The medical device industry used its annual confab in Boston to express optimism that the votes are there in the U.S. Senate for a repeal of the medical device tax.
Leaders of the medical device industry expressed confidence last week that the votes are there in the U.S. Senate for a full repeal of the medical device tax, slated to go into effect in January 2013.
"At the moment, I'm still betting that the tax will be repealed," B.Braun Medical CEO Caroll Neubauer told audience members at the AdvaMed 2012 conference in Boston. "We have a bill in the U.S. Senate, which if it gets to the floor would pass. It would get 53 or 54 votes from outspoken senators, including Democrats, who are going to vote for it.
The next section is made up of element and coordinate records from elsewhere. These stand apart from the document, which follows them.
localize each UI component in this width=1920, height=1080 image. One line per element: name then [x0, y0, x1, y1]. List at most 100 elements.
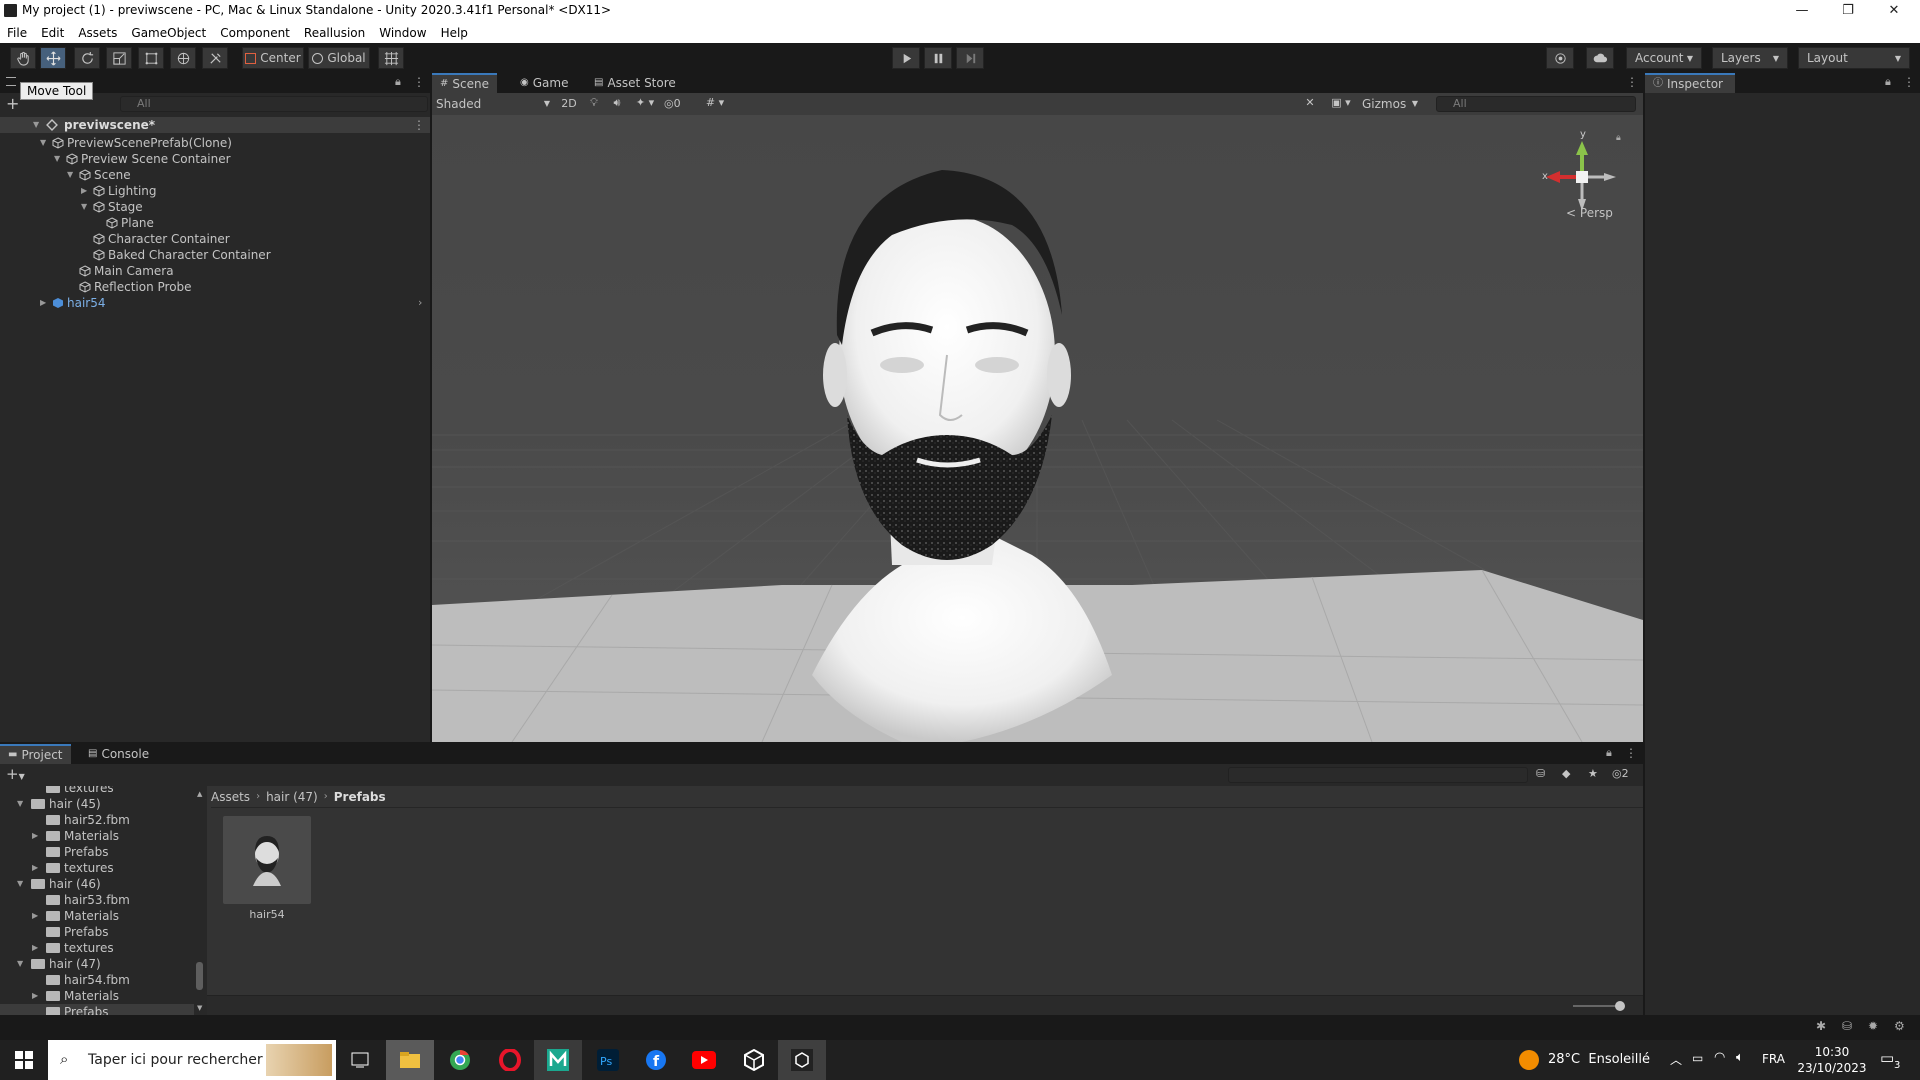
hierarchy-item[interactable]: Baked Character Container: [0, 247, 429, 263]
weather-text[interactable]: 28°C Ensoleillé: [1548, 1052, 1650, 1067]
close-button[interactable]: ✕: [1872, 0, 1916, 22]
project-tree-item[interactable]: ▼ hair (47): [0, 956, 194, 972]
menu-assets[interactable]: Assets: [78, 26, 117, 40]
chevron-up-icon[interactable]: ︿: [1670, 1051, 1682, 1068]
hierarchy-status-icon[interactable]: ⛁: [1842, 1019, 1852, 1033]
hierarchy-search-input[interactable]: All: [120, 96, 428, 112]
tab-scene[interactable]: # Scene: [432, 73, 497, 93]
app-m-icon[interactable]: [534, 1040, 582, 1080]
tab-game[interactable]: ◉ Game: [512, 73, 576, 93]
tab-asset-store[interactable]: ▤ Asset Store: [586, 73, 684, 93]
create-dropdown[interactable]: +▼: [6, 765, 25, 783]
project-tree-item[interactable]: ▶ Materials: [0, 828, 194, 844]
add-icon[interactable]: +: [6, 94, 19, 113]
rotate-tool-icon[interactable]: [74, 47, 100, 69]
menu-component[interactable]: Component: [220, 26, 290, 40]
hierarchy-item[interactable]: ▼ PreviewScenePrefab(Clone): [0, 135, 429, 151]
hierarchy-item[interactable]: Plane: [0, 215, 429, 231]
camera-dropdown-icon[interactable]: ▣ ▾: [1326, 96, 1356, 112]
collapse-arrow-icon[interactable]: ▶: [32, 828, 38, 844]
custom-tool-icon[interactable]: [202, 47, 228, 69]
pivot-space-button[interactable]: Global: [308, 47, 370, 69]
chrome-icon[interactable]: [436, 1040, 484, 1080]
language-indicator[interactable]: FRA: [1762, 1052, 1785, 1066]
project-tree-item[interactable]: ▶ Materials: [0, 908, 194, 924]
gizmo-lock-icon[interactable]: 🔒︎: [1616, 133, 1621, 143]
scroll-down-icon[interactable]: ▼: [197, 1004, 202, 1012]
project-tree-item[interactable]: Prefabs: [0, 1004, 194, 1015]
hierarchy-item[interactable]: ▶ Lighting: [0, 183, 429, 199]
maximize-button[interactable]: ❐: [1826, 0, 1870, 22]
menu-file[interactable]: File: [7, 26, 27, 40]
account-dropdown[interactable]: Account ▼: [1626, 47, 1702, 69]
menu-help[interactable]: Help: [441, 26, 468, 40]
search-by-label-icon[interactable]: ◆: [1562, 767, 1570, 780]
layout-dropdown[interactable]: Layout ▼: [1798, 47, 1910, 69]
expand-arrow-icon[interactable]: ▼: [40, 135, 46, 151]
photoshop-icon[interactable]: Ps: [584, 1040, 632, 1080]
project-tree-item[interactable]: hair54.fbm: [0, 972, 194, 988]
file-explorer-icon[interactable]: [386, 1040, 434, 1080]
expand-arrow-icon[interactable]: ▼: [17, 876, 23, 892]
tree-scroll-thumb[interactable]: [196, 962, 203, 990]
task-view-icon[interactable]: [336, 1040, 384, 1080]
cloud-icon[interactable]: [1586, 47, 1614, 69]
hierarchy-item[interactable]: Reflection Probe: [0, 279, 429, 295]
project-tree-item[interactable]: ▶ textures: [0, 860, 194, 876]
grid-snap-icon[interactable]: [378, 47, 404, 69]
expand-arrow-icon[interactable]: ▼: [17, 956, 23, 972]
tab-console[interactable]: ▤ Console: [80, 744, 157, 764]
project-tree-item[interactable]: textures: [0, 786, 194, 796]
project-tree-item[interactable]: ▶ textures: [0, 940, 194, 956]
network-icon[interactable]: ◠: [1714, 1050, 1725, 1065]
project-tree-item[interactable]: Prefabs: [0, 844, 194, 860]
collapse-arrow-icon[interactable]: ▶: [32, 940, 38, 956]
play-button[interactable]: [892, 47, 920, 69]
tablet-icon[interactable]: ▭: [1692, 1051, 1703, 1065]
expand-arrow-icon[interactable]: ▼: [33, 117, 39, 133]
scene-header-row[interactable]: ▼ previwscene* ⋮: [0, 117, 430, 133]
hierarchy-item[interactable]: ▼ Scene: [0, 167, 429, 183]
hierarchy-item[interactable]: Character Container: [0, 231, 429, 247]
collapse-arrow-icon[interactable]: ▶: [32, 908, 38, 924]
project-search-input[interactable]: [1228, 767, 1528, 783]
step-button[interactable]: [956, 47, 984, 69]
collapse-arrow-icon[interactable]: ▶: [32, 860, 38, 876]
hierarchy-item[interactable]: ▶ hair54 ›: [0, 295, 429, 311]
facebook-icon[interactable]: f: [632, 1040, 680, 1080]
project-tree-item[interactable]: hair52.fbm: [0, 812, 194, 828]
transform-tool-icon[interactable]: [170, 47, 196, 69]
tab-inspector[interactable]: ⓘ Inspector: [1645, 73, 1735, 93]
breadcrumb-assets[interactable]: Assets: [211, 790, 250, 804]
menu-reallusion[interactable]: Reallusion: [304, 26, 365, 40]
lock-icon[interactable]: 🔒︎: [395, 75, 401, 89]
effects-dropdown-icon[interactable]: ✦ ▾: [630, 96, 660, 112]
audio-toggle-icon[interactable]: 🔊︎: [607, 96, 627, 112]
rect-tool-icon[interactable]: [138, 47, 164, 69]
status-settings-icon[interactable]: ⚙: [1894, 1019, 1905, 1033]
scene-menu-icon[interactable]: ⋮: [413, 117, 425, 133]
expand-arrow-icon[interactable]: ▼: [81, 199, 87, 215]
asset-thumbnail[interactable]: [223, 816, 311, 904]
hidden-objects-toggle[interactable]: ◎0: [664, 96, 696, 112]
bug-icon[interactable]: ✱: [1816, 1019, 1826, 1033]
lock-icon[interactable]: 🔒︎: [1885, 75, 1891, 89]
hierarchy-item[interactable]: ▼ Preview Scene Container: [0, 151, 429, 167]
lighting-toggle-icon[interactable]: 💡︎: [584, 96, 604, 112]
project-tree-item[interactable]: ▼ hair (45): [0, 796, 194, 812]
taskbar-search-box[interactable]: ⌕ Taper ici pour rechercher: [48, 1040, 336, 1080]
shading-mode-dropdown[interactable]: Shaded ▼: [436, 96, 554, 112]
orientation-gizmo[interactable]: y x 🔒︎: [1542, 129, 1622, 217]
scale-tool-icon[interactable]: [106, 47, 132, 69]
volume-icon[interactable]: 🔈︎: [1736, 1050, 1744, 1065]
gizmos-dropdown[interactable]: Gizmos ▼: [1362, 96, 1418, 112]
kebab-menu-icon[interactable]: ⋮: [413, 75, 425, 89]
chevron-right-icon[interactable]: ›: [418, 295, 422, 311]
notifications-icon[interactable]: ▭: [1880, 1049, 1894, 1067]
grid-dropdown-icon[interactable]: # ▾: [700, 96, 730, 112]
menu-window[interactable]: Window: [379, 26, 426, 40]
hierarchy-item[interactable]: ▼ Stage: [0, 199, 429, 215]
scene-viewport[interactable]: y x 🔒︎ < Persp: [432, 115, 1643, 742]
hidden-packages-toggle[interactable]: ◎2: [1612, 767, 1629, 780]
hand-tool-icon[interactable]: [10, 47, 36, 69]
"It's the Senate majority leader [Harry Reid (D-Nev.)] and the chairman of the Senate Finance Committee [Sen. Max Baucus (D-Mont.)] who are not letting it get to the floor," he added.
Neubauer's confidence was echoed by other leading voices of the medtech industry in Boston, including AdvaMed CEO Stephen Ubl, who told reporters that the industry has seen "considerable Senate support for the repeal, and it seems to be growing," Ubl said.
While those comments could be construed as the industry putting on a brave face, there is little doubt that the issue continues to gain traction in the press.
A recent editorial in the Wall Street Journal penned by former Sen. Evan Bayh (D-Ind.), calling for a repeal of the tax, was considered by many as a good sign that there is bipartisan support for the repeal.
The former Indiana governor, who's now doing some lawyering for medical device companies for the Washington, D.C., firm McGuire Woods, urged his former Senate colleagues to repeal the medical device tax.